Oh Andrew, please! methinks you need to take a few steps back and rethink.
Bev Smith | 14 January 2010


The Vatican spokesman is typical of its attitude to the sexual abuse of children and adults by clergy. To say that FEW children have been abused by clergy is an absolute lie. We in English language countries hear only what lies on the tip of the iceberg. In traditional Catholic countries it is HUGE. But most of the population there is peasant type and wouldn't know how to complain, and if they did, in some communities their lives and certainly jobs would be in danger if they spoke out against the clergy. And don't think this doesn't occur in Australia. We have many examples of Catholic policemen being told by a superior who is also Catholic to shut up about such abuse. Just look at the history of the Ballarat diocese.
philip herringer | 14 January 2010


Sexual abuse of children is against the law in this country and should be reported to the police and investigated. I have real concerns when it is investigated by organisations who can pay the equivalent of hush money to the victims. That is interfering with the course of justice and is in itself a crime.
Anne Keane | 14 January 2010


Please, Andrew. A rethink is necessary. From those to whom much is given, much is demanded. The Polanski analogy is not relevant. The Tomasi comments are par for the Vatican course.
Barry Nolan | 15 January 2010


Forgiveness is a necessary quality for the response to crime of any sort. I heard the woman Minister for Zimbabwe who has the task of reconciling people who have tortured others to live in peace with those others and vice versa. The necessary ingredient is the apology for the act by the perpetrator of the crime.
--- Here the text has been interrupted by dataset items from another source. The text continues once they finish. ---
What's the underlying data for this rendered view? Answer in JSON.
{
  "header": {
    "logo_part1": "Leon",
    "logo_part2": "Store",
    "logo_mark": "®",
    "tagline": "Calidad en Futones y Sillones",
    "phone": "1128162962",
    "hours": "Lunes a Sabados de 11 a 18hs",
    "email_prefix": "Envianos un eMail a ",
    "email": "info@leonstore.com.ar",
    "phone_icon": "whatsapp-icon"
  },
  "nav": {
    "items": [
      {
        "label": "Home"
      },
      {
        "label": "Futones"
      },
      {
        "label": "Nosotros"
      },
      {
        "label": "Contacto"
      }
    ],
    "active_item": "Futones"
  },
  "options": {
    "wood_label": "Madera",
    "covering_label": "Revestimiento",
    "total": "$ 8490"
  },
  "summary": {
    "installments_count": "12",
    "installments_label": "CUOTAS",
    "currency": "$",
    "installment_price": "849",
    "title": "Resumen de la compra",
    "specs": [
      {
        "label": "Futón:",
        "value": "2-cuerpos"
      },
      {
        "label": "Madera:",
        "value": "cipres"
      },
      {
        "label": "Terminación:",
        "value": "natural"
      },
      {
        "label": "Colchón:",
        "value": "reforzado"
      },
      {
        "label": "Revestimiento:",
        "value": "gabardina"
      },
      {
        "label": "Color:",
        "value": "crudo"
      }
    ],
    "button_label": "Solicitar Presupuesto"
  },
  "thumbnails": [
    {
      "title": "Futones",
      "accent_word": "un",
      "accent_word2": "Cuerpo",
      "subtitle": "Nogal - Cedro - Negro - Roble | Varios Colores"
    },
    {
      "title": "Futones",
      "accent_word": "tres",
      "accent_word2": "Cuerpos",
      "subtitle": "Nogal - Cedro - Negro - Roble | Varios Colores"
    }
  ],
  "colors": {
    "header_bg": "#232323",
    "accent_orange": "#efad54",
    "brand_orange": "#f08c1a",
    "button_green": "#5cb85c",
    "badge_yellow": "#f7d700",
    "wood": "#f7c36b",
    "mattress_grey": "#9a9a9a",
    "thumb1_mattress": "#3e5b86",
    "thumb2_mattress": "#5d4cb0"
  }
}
People change, none of us is the same person we were 30 years ago. A momentary aberration is not the same as a serial offender's planned acts. Remember Christ's admonition:"Judge not etc...."
jack kennedy | 15 January 2010


Andrew raises some very valid points. Some sexual abusers are very dangeropus, predatory repeat offenders from whom society needs long-term protection; but not all are. Some can be rehabilitated, but rehabilitation is not helped by treating them as monsters and devils. I have read a lot over the years about abuse by Catholic clergy and (in particular) the Christian Brothers; but if they should not be allowed to "get away with it", why should a film director? P's offence was not under-age consensual sexual intercourse: he drugged a girl under the age of consent who was very reluctant to get involved. This was rape by any fair legal definition.